As the second longest serving Board member at Fairness In Taxes I’ve witnessed four transformations of FIT’s leadership over the past 16 years. Not only presidents but officers and board members as well.
Recently I heard a criticism of FIT that brought back memories. I had moved back to Ocean City to become a full-time resident and heard someone criticizing an organization called “Fairness In Taxes” that was supposed to be on its last legs. Curious, I attended one of their Board meetings and discovered nothing could be further from the truth. What I found was a group of individuals dedicated to overseeing how Ocean City was spending its tax dollars, educating the public of their findings, and advocating for reasonable alternatives where identified. During the Administration of Bud Knight, I witnessed a public workshop held at the Music Pier attended by hundreds of people, and a petition drive to get tax and spending caps enacted which resulted in the organization being sued by the Administration. The organization that had been pronounced “dying” fought all the way to the New Jersey Supreme Court. Although FIT lost that battle, the banner was taken up by a Republican gubernatorial candidate by the name of Chris Christie. After he was elected, he took a page out of our play book and in 2010 enacted an annual property tax growth limit of 2%. We lost a battle for our city, only to win a war for our state.

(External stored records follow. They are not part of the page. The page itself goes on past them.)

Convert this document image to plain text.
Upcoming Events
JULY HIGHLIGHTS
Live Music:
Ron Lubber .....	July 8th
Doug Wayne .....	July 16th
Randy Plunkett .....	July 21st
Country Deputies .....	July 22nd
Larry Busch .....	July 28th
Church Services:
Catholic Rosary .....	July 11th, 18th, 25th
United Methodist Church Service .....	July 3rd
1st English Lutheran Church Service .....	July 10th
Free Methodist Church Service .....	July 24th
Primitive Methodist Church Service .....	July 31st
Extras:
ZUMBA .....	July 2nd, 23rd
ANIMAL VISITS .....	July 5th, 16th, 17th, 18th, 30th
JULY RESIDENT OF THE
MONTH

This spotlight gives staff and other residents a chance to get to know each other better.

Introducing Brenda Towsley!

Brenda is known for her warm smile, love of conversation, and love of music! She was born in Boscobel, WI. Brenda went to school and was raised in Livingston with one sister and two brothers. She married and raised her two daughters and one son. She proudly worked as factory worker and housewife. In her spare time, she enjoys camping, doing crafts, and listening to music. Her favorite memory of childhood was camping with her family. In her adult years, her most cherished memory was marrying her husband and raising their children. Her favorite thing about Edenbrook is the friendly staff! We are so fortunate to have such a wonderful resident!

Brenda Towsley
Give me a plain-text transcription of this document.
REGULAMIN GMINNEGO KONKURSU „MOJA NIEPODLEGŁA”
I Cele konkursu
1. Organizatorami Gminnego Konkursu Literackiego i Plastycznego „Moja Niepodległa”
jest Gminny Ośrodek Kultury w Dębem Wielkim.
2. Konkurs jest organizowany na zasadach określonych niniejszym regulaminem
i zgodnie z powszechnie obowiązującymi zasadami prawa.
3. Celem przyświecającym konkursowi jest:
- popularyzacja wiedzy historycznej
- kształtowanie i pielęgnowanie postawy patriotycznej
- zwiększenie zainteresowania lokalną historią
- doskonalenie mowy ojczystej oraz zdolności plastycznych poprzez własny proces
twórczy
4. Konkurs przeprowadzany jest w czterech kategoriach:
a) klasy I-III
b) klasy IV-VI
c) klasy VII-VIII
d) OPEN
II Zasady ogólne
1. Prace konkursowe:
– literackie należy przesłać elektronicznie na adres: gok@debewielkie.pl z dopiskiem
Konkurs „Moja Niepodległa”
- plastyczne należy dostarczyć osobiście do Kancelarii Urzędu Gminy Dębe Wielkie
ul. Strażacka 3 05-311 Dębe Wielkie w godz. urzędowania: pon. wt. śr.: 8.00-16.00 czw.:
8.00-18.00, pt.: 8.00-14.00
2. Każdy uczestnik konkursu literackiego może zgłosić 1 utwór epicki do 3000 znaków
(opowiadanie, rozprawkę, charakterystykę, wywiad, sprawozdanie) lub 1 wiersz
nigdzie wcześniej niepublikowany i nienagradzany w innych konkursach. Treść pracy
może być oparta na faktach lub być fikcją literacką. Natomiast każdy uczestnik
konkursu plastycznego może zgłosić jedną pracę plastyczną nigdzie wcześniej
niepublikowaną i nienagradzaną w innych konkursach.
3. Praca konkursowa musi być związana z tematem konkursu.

Over the succeeding years FIT has reviewed every municipal and school budget, asked questions either openly at public meetings or in writing, made recommendations and educated the public through our newsletter, website, advertisements, op-eds and press releases. More recently, FIT was the only organization to question the 9-million-dollar price that the City was willing to pay for the purchase of the Klause property. Our newly elected president, Dave Hayes, and vice president Dave Breeden led our investigation which uncovered faulty appraisals, biased negotiating, and a lack of transparency. We continue to keep and eye on activities impacting your tax dollars whether it be related to affordable housing, proposed zoning changes, environmental hazards, or code enforcement. New additions to our Board include John and Susan Cracovaner and Cindy Nevitt. Also, Donna Moore has brought passion and a willingness to do extensive research on the fiscal impact of environmental decisions made by the administration.
So, if you hear anyone say that FIT is no longer a valuable organization, or that we are “negative,” take that as a sign that we are doing our job.